In moderation, cascading makes an operation more coherent. But when all objectives are cascaded, the process can degrade into a mechanical, color-by-numbers exercise, with four adverse effects:
- A loss of agility. Even medium-size companies can have six or seven reporting levels. As everyone waits for the waterfall to trickle down from above, and meetings and reviews sprout like weeds, each goal cycle can take weeks or even months to administer. Tightly cascading organizations tend to resist fast and frequent goal setting. Implementation is so cumbersome that quarterly OKRs may prove impractical.
- A lack of flexibility. Since it takes so much effort to formulate cascaded goals, people are reluctant to revise them mid-cycle. Even minor updates can burden those downstream, who are scrambling to keep their goals aligned. Over time, the system grows onerous to maintain.
- Marginalized contributors. Rigidly cascaded systems tend to shut out input from frontline employees. In a top- down ecosystem, contributors will hesitate to share goal- related concerns or promising ideas.
- One-dimensional linkages. While cascading locks in vertical alignment, it’s less effective in connecting peers horizontally, across departmental lines.

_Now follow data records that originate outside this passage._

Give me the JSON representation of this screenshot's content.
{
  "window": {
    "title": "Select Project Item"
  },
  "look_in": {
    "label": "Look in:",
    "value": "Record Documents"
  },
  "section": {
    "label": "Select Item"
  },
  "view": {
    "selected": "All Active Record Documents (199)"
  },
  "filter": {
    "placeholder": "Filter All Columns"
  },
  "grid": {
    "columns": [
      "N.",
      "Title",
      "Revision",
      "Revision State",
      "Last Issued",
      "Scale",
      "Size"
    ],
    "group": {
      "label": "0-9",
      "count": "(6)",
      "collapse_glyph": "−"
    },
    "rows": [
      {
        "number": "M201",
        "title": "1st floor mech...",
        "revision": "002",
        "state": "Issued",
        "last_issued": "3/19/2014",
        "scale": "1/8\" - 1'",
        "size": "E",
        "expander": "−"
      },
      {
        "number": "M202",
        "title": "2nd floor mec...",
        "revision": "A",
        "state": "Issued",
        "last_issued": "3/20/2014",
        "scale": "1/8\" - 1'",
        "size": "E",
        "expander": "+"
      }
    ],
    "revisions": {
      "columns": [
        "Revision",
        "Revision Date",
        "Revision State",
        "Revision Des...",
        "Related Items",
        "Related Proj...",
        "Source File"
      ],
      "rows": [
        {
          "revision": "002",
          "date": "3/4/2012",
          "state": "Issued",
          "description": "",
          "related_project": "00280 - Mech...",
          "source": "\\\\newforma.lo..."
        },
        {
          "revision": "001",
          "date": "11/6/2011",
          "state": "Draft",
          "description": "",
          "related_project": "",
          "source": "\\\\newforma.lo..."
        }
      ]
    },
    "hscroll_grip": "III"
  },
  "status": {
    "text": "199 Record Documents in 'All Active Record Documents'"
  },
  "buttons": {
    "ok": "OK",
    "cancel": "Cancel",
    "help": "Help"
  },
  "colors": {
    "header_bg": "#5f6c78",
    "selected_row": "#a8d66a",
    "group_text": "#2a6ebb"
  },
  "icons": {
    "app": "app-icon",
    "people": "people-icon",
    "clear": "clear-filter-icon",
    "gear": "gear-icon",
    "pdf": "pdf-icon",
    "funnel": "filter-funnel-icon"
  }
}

Fortunately, we have an alternative. Precisely because OKRs are transparent, they can be shared without cascading them in lockstep. If it serves the larger purpose, multiple levels of hierarchy can be skipped over. Rather than laddering down from the CEO to a VP to a director to a manager (and then to the manager’s reports), an objective might jump from the CEO straight to a manager, or from a director to an individual contributor. Or the company’s leadership might present its OKRs to everyone at once and trust people to say, “Okay, now I see where we’re going, and I’ll adapt my goals to that.”
Considering that Google has tens of thousands of employees, its innovative culture would be hamstrung by OKRs cascaded by rote. As Laszlo Bock, a former head of the company’s People Operations, observes in Work Rules!:
Having goals improves performance. Spending hours cascading goals up and down the company, however, does not. . . . We have a market-based approach, where over time our goals all converge because the top OKRs are known and everyone else’s OKRs are visible. Teams that are grossly out of alignment stand out, and the few major initiatives that touch everyone are easy enough to manage directly.
The antithesis of cascading might be Google’s “20 percent time,” which frees engineers to work on side projects for the equivalent of one day per week. By liberating some of the sharpest minds in captivity, Google has changed the world as we know it. In 2001, the young Paul Buchheit initiated a 20 percent project with the code name Caribou. It’s now known as Gmail, the world’s leading web-based email service.
To avoid compulsive, soul-killing overalignment, healthy organizations encourage some goals to emerge from the bottom up. Say the Sand Hill Unicorns’ physical therapist attends a sports medicine conference and learns of a new regimen for injury prevention. Of her own volition, she coins an off-season OKR to implement the therapy. Her objective may not align with her direct manager’s OKRs, but it aligns with the general manager’s overarching objective. If the Unicorns’ top players stay healthy through the season, the team’s chances of winning the Super Bowl will soar.